The IPA SIG currently recognizes two awards:

G. Mike Charleston Award (Distinguished Service)



Bobby Wright Award (Early Career Award)

In 2017, we hope to have a new proposed award approved:



Danielle Terrance Award (Graduate Student Award)

2016 AERA Indigenous Peoples of the Americas Special Interest Group (IPA SIG) Award Update 

The IPA SIG gives two awards:  the Bobby Wright Award, given in years ending in an even number; the Mike Charleston Award in odd numbered years. Nominations are requested via the IPA listserv in the fall of each year.  Please consider nominating a colleague for the 2017 Mike Charleston Award, which recognizes a scholar whose professional career has been substantially devoted to the study of Indigenous education, and who has significantly advanced the field through extraordinary leadership, scholarship, professional practice, and service to Indigenous communities.  

This year, the IPA SIG is pleased to present the 2016 Bobby Wright Award for Early Career Contributions to Research in Indigenous Education.  This award honors the early career scholar-researcher Bobby Wright by recognizing a scholar in the early stages of her/his research career (ABD up to two years post-tenure) who has developed a significant program of research, scholarship, professional practice, and service to Indigenous Peoples and communities and in advancing the study of Indigenous education.   
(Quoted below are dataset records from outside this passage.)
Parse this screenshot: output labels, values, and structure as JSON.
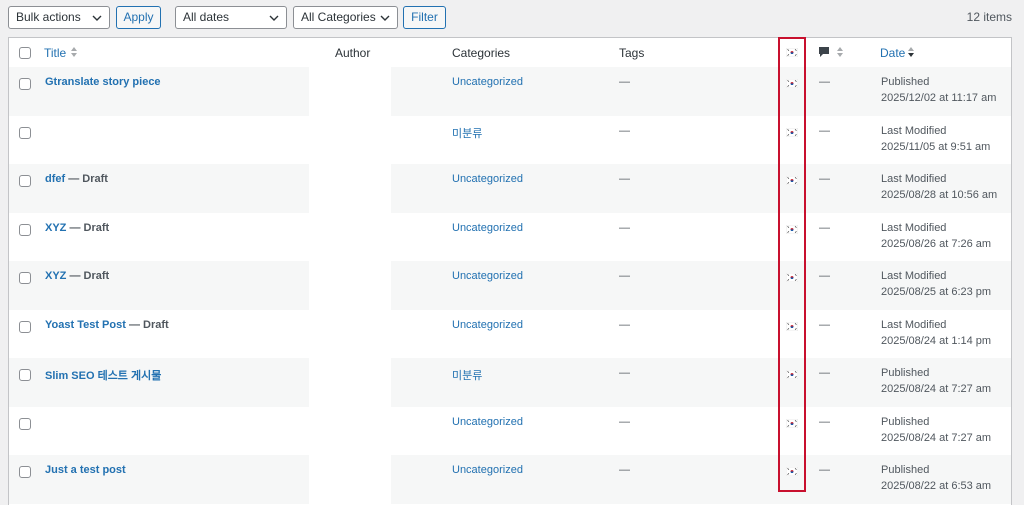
{
  "toolbar": {
    "bulk_actions": "Bulk actions",
    "apply": "Apply",
    "dates": "All dates",
    "categories": "All Categories",
    "filter": "Filter",
    "items_count": "12 items"
  },
  "columns": {
    "title": "Title",
    "author": "Author",
    "categories": "Categories",
    "tags": "Tags",
    "language_icon": "korean-flag-icon",
    "comments_icon": "comment-icon",
    "date": "Date"
  },
  "rows": [
    {
      "title": "Gtranslate story piece",
      "draft": "",
      "category": "Uncategorized",
      "tags": "—",
      "comments": "—",
      "status": "Published",
      "date": "2025/12/02 at 11:17 am"
    },
    {
      "title": "",
      "draft": "",
      "category": "미분류",
      "tags": "—",
      "comments": "—",
      "status": "Last Modified",
      "date": "2025/11/05 at 9:51 am"
    },
    {
      "title": "dfef",
      "draft": " — Draft",
      "category": "Uncategorized",
      "tags": "—",
      "comments": "—",
      "status": "Last Modified",
      "date": "2025/08/28 at 10:56 am"
    },
    {
      "title": "XYZ",
      "draft": " — Draft",
      "category": "Uncategorized",
      "tags": "—",
      "comments": "—",
      "status": "Last Modified",
      "date": "2025/08/26 at 7:26 am"
    },
    {
      "title": "XYZ",
      "draft": " — Draft",
      "category": "Uncategorized",
      "tags": "—",
      "comments": "—",
      "status": "Last Modified",
      "date": "2025/08/25 at 6:23 pm"
    },
    {
      "title": "Yoast Test Post",
      "draft": " — Draft",
      "category": "Uncategorized",
      "tags": "—",
      "comments": "—",
      "status": "Last Modified",
      "date": "2025/08/24 at 1:14 pm"
    },
    {
      "title": "Slim SEO 테스트 게시물",
      "draft": "",
      "category": "미분류",
      "tags": "—",
      "comments": "—",
      "status": "Published",
      "date": "2025/08/24 at 7:27 am"
    },
    {
      "title": "",
      "draft": "",
      "category": "Uncategorized",
      "tags": "—",
      "comments": "—",
      "status": "Published",
      "date": "2025/08/24 at 7:27 am"
    },
    {
      "title": "Just a test post",
      "draft": "",
      "category": "Uncategorized",
      "tags": "—",
      "comments": "—",
      "status": "Published",
      "date": "2025/08/22 at 6:53 am"
    }
  ],
  "colors": {
    "link": "#2271b1",
    "highlight": "#c8102e",
    "row_alt": "#f6f7f7"
  }
}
Eight members of the Indigenous Peoples of the America’s SIG volunteered to serve on the Award Committee this year.  Of those eight, three were randomly selected to read and rate nomination materials and recommend the award nominee to the IPA Chair.  While keeping the actual reviewers confidential, it is important to thank the entire group of eight who served on the committee.  They were readily available via email and answered several questions, giving clear guidance and advice.    
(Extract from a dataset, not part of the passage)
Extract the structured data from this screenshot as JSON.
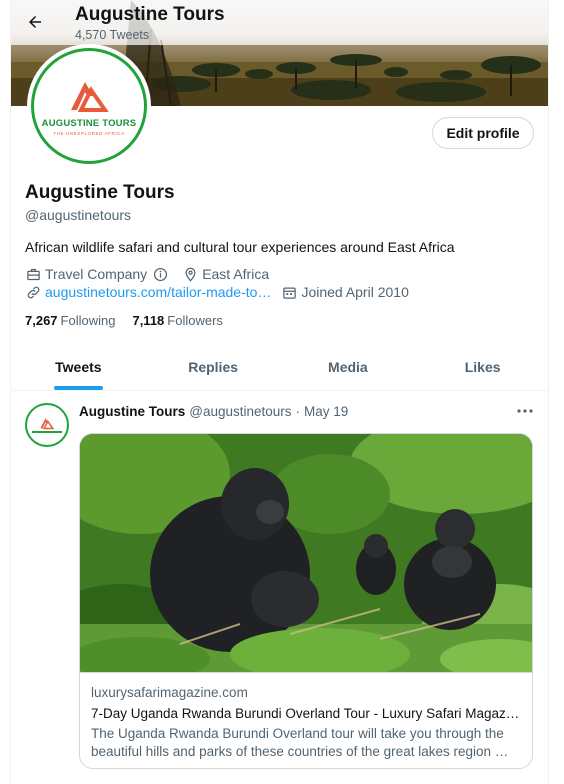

Dr. Anya Dozier Enos, Awards Committee Chair

Dr. Damara Goff Paris 

Dr. Cheryl Stephens  

Dr. Patricia Maringi G. Johnston 

Dr. Stephanie M. Zywicki 

Dr. Ethan Yazzie-Mintz 

Dr. Jennifer McCann  

Dr. Donna R. La Placa Patterson 

Dr. Dolores Calderon 

The 2016 Bobby Wright Awardee is Dr. Onowa McIvor, Assistant Professor and Director, Indigenous Education, University of Victoria.  Dr. McIvor earned a BA in Psychology and Women’s Studies (University of Victoria), an MA in Child and Youth Care (University of Victoria) and a PhD in Language and Literacy (University of British Columbia).  She is a Cree scholar who was born and raised in Indigenous community, her research goals are in service of Indigenous community, and her approaches to research and knowledge mobilization are guided by the value of ‘doing it in a good way’ that she learned at the foot of her Elders. 

The IPA SIG congratulates Dr. McIvor, this year’s Bobby Wright Award recipient.